Meiringspoort waterfall in a dry season

    Meiringspoort waterfall in a dry season
    Author: Ivan Lätti
    Photographer: Thabo Maphisa

    How long should one sit here to remember this view forever? Some instants of experience are buried in the subconscious for long or for life, but recall is neither continuous nor fully controlled.

    Is it only the weathering of memories, the limitations of the cerebrum or suppressing mechanisms in the dark recesses that do the damage? Banning a thought from centre stage of the mind after its meaningful impact is a very good thing. Competition among too many memorable moments in the forefront of consciousness would cause cognitive overload, accidents and maybe madness.

    On the other hand, students lament the short-term amnesia that makes them fail examinations. The mind (and its nether parts) play tricks, simple ones as well as inexplicable ones.

    Sometimes soothing, sometimes torturing by either revealing or concealing stored content almost randomly, the mind steers (or fumbles) the stream of consciousness through waking and dreaming life. The mechanisms involved, partially revealed by Freud, keeps the universe of the mind continually expanding and full of adventure.

    Similar to the independence of your spouse, the children or the cat, you cannot always bring your own mind to move in the right direction. There are triggers of association that will elicit something that must be remembered and dangers that will focus the mind wonderfully.

    Such mnemonic devices are learnt for living "fully" prepared, facilitating the desired recall at the required instance. Even trusted devices may disappoint at crucial moments and life happens, as everything that is known may be momentarily forgotten by the normal mind.

    Behaviour is driven by both our lucid moments but unfortunately by those other moments that arrive unannounced.

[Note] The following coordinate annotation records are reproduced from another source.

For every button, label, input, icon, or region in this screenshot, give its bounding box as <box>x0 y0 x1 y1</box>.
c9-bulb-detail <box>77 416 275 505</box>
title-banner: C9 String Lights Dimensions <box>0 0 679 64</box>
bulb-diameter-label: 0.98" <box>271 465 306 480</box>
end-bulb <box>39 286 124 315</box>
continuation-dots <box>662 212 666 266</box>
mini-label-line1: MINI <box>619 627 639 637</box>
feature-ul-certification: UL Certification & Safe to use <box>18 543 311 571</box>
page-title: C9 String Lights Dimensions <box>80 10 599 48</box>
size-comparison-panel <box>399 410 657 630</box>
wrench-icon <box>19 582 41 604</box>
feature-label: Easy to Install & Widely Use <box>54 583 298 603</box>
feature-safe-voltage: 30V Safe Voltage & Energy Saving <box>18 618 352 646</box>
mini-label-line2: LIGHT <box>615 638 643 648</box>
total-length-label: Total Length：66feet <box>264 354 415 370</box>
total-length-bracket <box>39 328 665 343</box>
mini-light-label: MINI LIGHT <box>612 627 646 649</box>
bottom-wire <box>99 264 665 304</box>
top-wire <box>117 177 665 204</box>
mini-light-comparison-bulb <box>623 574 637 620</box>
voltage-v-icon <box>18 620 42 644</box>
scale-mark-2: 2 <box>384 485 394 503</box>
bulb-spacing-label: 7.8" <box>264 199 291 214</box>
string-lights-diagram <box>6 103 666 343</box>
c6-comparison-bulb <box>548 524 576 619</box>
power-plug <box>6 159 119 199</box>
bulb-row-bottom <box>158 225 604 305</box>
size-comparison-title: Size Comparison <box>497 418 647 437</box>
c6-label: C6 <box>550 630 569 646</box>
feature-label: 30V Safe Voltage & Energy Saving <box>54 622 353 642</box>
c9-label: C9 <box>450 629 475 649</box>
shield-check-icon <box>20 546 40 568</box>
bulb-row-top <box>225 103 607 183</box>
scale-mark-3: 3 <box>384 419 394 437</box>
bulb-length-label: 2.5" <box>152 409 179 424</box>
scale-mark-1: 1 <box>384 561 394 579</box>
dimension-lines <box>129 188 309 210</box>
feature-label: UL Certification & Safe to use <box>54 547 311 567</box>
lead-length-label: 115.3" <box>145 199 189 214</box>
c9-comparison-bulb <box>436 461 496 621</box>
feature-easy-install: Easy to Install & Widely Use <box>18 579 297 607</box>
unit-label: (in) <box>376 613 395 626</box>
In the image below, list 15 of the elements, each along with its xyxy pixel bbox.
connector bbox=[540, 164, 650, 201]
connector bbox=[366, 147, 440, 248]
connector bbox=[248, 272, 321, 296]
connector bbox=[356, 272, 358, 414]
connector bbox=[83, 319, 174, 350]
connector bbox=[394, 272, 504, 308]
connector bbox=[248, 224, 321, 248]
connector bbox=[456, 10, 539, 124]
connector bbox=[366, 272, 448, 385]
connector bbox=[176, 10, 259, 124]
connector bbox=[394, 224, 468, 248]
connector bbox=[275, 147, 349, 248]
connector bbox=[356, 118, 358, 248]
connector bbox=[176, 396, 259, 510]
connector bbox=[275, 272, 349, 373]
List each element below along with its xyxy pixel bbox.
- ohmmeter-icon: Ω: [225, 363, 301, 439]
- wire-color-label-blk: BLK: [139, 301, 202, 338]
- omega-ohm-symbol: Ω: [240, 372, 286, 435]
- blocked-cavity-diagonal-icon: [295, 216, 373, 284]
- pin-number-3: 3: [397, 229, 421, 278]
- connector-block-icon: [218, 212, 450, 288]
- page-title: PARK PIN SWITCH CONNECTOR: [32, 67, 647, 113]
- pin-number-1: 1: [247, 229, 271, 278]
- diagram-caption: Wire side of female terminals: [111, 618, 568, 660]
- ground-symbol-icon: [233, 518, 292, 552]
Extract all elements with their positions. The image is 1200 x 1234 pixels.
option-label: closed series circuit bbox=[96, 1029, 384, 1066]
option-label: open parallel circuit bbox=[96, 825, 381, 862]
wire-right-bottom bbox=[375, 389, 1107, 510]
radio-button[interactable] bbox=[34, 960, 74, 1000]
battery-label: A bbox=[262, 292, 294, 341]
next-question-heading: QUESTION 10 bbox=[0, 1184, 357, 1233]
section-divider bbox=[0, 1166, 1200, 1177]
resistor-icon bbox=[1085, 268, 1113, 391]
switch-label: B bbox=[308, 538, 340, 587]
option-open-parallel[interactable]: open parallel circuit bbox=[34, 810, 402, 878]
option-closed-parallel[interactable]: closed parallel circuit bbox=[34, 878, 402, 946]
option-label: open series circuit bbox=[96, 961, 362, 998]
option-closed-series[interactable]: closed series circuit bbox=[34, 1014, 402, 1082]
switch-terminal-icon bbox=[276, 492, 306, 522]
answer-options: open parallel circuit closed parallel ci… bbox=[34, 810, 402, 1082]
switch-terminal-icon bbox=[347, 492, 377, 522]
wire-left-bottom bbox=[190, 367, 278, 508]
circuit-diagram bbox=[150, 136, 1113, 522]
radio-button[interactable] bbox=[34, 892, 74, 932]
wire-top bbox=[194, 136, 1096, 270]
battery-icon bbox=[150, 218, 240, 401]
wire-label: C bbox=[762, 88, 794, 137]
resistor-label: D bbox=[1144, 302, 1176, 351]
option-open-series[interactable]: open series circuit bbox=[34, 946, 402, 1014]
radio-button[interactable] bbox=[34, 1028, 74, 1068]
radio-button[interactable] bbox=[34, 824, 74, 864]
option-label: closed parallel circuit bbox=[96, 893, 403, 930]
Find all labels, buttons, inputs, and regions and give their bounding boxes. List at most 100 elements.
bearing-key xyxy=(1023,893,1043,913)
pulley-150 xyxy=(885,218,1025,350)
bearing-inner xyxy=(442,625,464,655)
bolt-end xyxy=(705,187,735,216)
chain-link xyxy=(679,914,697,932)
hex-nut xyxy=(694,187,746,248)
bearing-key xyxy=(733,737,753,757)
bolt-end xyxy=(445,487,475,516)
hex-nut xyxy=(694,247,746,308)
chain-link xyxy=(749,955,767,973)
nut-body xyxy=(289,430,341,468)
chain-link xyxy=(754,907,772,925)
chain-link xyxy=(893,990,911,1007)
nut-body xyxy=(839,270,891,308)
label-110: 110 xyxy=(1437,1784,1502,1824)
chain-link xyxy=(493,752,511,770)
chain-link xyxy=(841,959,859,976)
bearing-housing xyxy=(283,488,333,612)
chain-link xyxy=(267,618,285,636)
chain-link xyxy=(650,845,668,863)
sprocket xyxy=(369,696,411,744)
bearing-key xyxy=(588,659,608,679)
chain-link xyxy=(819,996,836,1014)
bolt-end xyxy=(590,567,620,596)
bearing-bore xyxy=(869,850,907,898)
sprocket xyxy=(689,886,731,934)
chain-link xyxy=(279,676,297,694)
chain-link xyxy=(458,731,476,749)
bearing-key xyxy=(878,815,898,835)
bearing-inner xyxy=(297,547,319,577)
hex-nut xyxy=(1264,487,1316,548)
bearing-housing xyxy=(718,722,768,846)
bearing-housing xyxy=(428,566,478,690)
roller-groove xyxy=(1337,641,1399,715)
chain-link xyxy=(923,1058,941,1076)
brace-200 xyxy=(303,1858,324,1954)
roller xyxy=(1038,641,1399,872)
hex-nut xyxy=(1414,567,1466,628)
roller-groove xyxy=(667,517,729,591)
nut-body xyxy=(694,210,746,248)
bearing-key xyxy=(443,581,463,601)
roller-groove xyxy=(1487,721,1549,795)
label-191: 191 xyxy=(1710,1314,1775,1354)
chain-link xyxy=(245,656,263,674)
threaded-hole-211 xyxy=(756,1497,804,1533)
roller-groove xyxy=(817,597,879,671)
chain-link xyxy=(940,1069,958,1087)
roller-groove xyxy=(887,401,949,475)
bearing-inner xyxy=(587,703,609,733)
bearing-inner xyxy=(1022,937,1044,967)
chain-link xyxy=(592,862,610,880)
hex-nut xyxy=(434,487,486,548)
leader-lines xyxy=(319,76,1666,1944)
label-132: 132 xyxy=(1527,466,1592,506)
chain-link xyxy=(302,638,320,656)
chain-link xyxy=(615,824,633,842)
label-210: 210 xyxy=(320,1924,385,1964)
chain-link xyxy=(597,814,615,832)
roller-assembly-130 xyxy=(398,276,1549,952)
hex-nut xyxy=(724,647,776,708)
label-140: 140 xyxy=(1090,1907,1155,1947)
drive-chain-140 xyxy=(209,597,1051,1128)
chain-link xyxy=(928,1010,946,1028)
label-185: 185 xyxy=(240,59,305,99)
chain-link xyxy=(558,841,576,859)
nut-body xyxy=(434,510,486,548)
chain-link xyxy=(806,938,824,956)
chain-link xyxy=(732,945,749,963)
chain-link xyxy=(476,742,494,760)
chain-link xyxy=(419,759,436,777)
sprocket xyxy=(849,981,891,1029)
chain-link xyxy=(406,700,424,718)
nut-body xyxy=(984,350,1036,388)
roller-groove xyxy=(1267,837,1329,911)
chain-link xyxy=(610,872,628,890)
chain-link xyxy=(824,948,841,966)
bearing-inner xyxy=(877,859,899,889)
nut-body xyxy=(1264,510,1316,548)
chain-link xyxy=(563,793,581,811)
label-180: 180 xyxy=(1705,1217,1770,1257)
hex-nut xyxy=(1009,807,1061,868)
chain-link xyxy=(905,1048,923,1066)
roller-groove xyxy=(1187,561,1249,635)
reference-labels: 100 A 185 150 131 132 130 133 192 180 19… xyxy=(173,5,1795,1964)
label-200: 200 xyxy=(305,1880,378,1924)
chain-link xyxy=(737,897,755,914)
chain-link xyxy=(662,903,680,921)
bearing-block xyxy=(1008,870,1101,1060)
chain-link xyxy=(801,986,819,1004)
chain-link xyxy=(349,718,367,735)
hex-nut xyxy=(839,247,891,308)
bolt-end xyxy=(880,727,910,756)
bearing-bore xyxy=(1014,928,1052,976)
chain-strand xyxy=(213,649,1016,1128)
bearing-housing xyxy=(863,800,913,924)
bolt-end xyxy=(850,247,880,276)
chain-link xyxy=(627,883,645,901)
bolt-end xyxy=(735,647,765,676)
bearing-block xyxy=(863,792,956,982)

The probabilities involved in remembering the crucial fact, number, name in time to give the right response are improved by effort, never fully controlled. They change a life or several of them in an instant!

    Does all of this make forgetting the sight of a waterfall inconsequential? Or does the answer to that depend on the kind of person one has become from selective focussing, processing and storing earlier important experiences? Human nature is part of nature and its vagaries.